This is the code repository complementing the paper
Jan Kremer, Fei Sha, and Christian Igel. Robust Active Label Correction. PMLR: Volume 84 (AISTATS), 2018
@inproceedings{Kremer18,
author = {J. Kremer and F. Sha and C. Igel},
title = {Robust Active Label Correction},
booktitle = {Proceedings of the 21st International Conference on Artificial Intelligence and Statistics},
series = {Proceedings of Machine Learning Research},
year = 2018,
volume = 84,
publisher = {PMLR}
}
Please cite us if you use any of the code provided here. All experiments from the paper can be reproduced from this repository.

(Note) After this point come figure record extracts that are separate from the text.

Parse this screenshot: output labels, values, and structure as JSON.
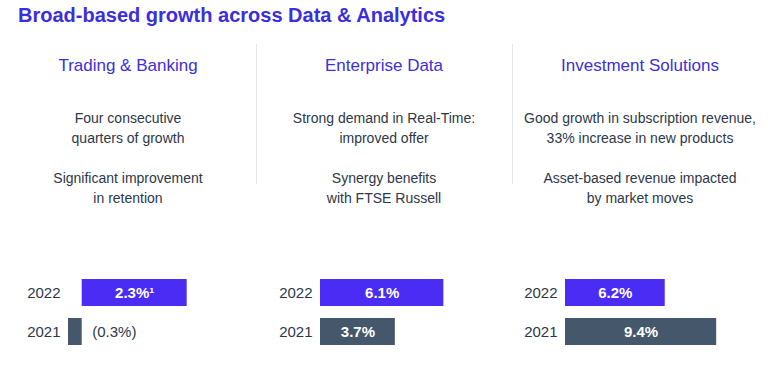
{
  "title": "Broad-based growth across Data & Analytics",
  "chart_data": [
    {
      "type": "bar",
      "title": "Trading & Banking",
      "annotations": [
        "Four consecutive\nquarters of growth",
        "Significant improvement\nin retention"
      ],
      "categories": [
        "2022",
        "2021"
      ],
      "values": [
        2.3,
        -0.3
      ],
      "value_labels": [
        "2.3%¹",
        "(0.3%)"
      ],
      "colors": [
        "#4a2cf5",
        "#44576b"
      ],
      "orientation": "horizontal",
      "data_labels": true,
      "tick_labels": "y",
      "xlim": [
        -0.3,
        3.6
      ]
    },
    {
      "type": "bar",
      "title": "Enterprise Data",
      "annotations": [
        "Strong demand in Real-Time:\nimproved offer",
        "Synergy benefits\nwith FTSE Russell"
      ],
      "categories": [
        "2022",
        "2021"
      ],
      "values": [
        6.1,
        3.7
      ],
      "value_labels": [
        "6.1%",
        "3.7%"
      ],
      "colors": [
        "#4a2cf5",
        "#44576b"
      ],
      "orientation": "horizontal",
      "data_labels": true,
      "tick_labels": "y",
      "xlim": [
        0,
        9
      ]
    },
    {
      "type": "bar",
      "title": "Investment Solutions",
      "annotations": [
        "Good growth in subscription revenue,\n33% increase in new products",
        "Asset-based revenue impacted\nby market moves"
      ],
      "categories": [
        "2022",
        "2021"
      ],
      "values": [
        6.2,
        9.4
      ],
      "value_labels": [
        "6.2%",
        "9.4%"
      ],
      "colors": [
        "#4a2cf5",
        "#44576b"
      ],
      "orientation": "horizontal",
      "data_labels": true,
      "tick_labels": "y",
      "xlim": [
        0,
        12
      ]
    }
  ]
}
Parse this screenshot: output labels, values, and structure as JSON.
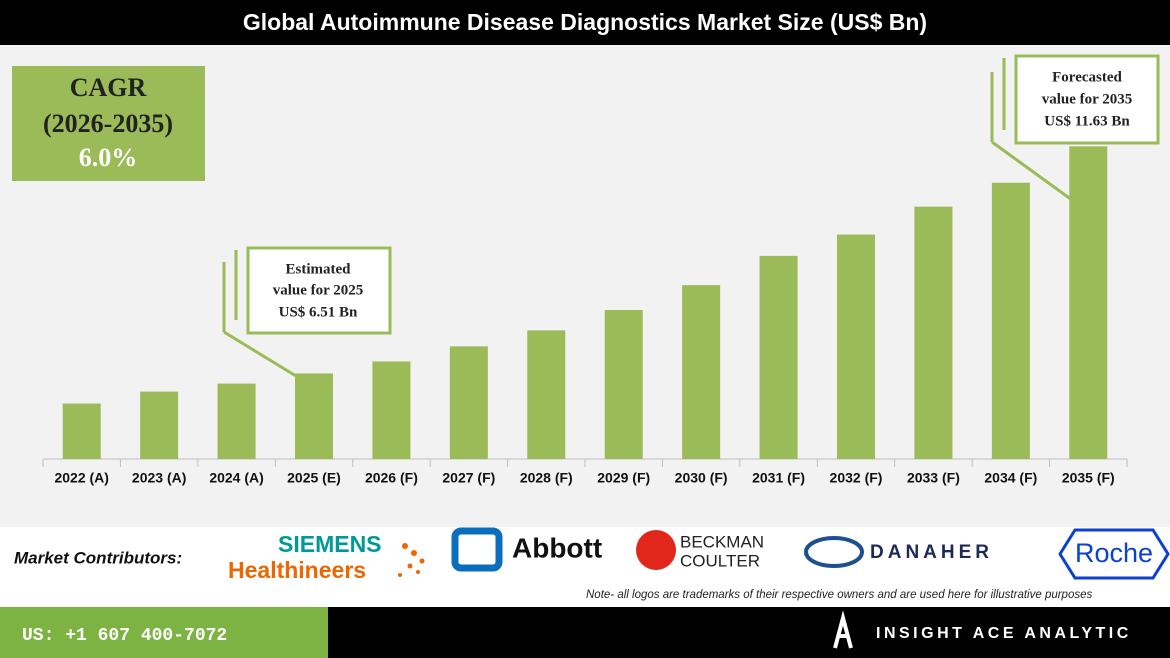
{
  "chart_data": {
    "type": "bar",
    "title": "Global Autoimmune Disease Diagnostics Market Size (US$ Bn)",
    "categories": [
      "2022 (A)",
      "2023 (A)",
      "2024 (A)",
      "2025 (E)",
      "2026 (F)",
      "2027 (F)",
      "2028 (F)",
      "2029 (F)",
      "2030 (F)",
      "2031 (F)",
      "2032 (F)",
      "2033 (F)",
      "2034 (F)",
      "2035 (F)"
    ],
    "values": [
      5.83,
      6.1,
      6.28,
      6.51,
      6.78,
      7.12,
      7.48,
      7.94,
      8.5,
      9.16,
      9.64,
      10.27,
      10.81,
      11.63
    ],
    "color": "#9bbb59",
    "ylim": [
      4.58,
      13.6
    ],
    "annotations": [
      {
        "lines": [
          "Estimated",
          "value for 2025",
          "US$ 6.51 Bn"
        ]
      },
      {
        "lines": [
          "Forecasted",
          "value for 2035",
          "US$ 11.63 Bn"
        ]
      }
    ]
  },
  "cagr": {
    "lines": [
      "CAGR",
      "(2026-2035)",
      "6.0%"
    ]
  },
  "contributors": {
    "label": "Market Contributors:",
    "logos": [
      "SIEMENS",
      "Healthineers",
      "Abbott",
      "BECKMAN",
      "COULTER",
      "DANAHER",
      "Roche"
    ],
    "note": "Note- all logos are trademarks of their respective owners and are used here for illustrative purposes"
  },
  "footer": {
    "phone": "US: +1 607 400-7072",
    "brand": "INSIGHT ACE ANALYTIC"
  }
}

We use Python 3 and tensorflow 1.4. You can create and activate the conda environment by running
conda env create --file environment/relabeling.yml
source activate relabeling
or if you have GPU support
conda env create --file environment/relabeling-gpu.yml
source activate relabeling-gpu
To get the necessary data and the pretrained model weights for the CNN experiment, run
sh scripts/fetch_model.sh
and get the data (images and annotions) from http://bit.ly/2Duy6nK and should be unpacked into data/baidu
.
The necessary Cython code can be compiled by calling
sh scripts/compile.sh
The logistic regression experiments can be reproduced by calling
sh scripts/relabeling.sh
The results can be found in output/experiment/std
.
The CNN experiments can be reproduced by calling
sh scripts/relabeling_deep.sh
The results can be found in output/experiment/deep
.
All plots can be generated by calling
sh scripts/generate_plots.sh
The figures can be found in output/experiment/std/figures
for the logistic regression experiments and in output/experiment/deep/figures
for the CNN experiment.
A single experiment can be run by calling
python relabeling.py
The command-line help should guide you regarding available options.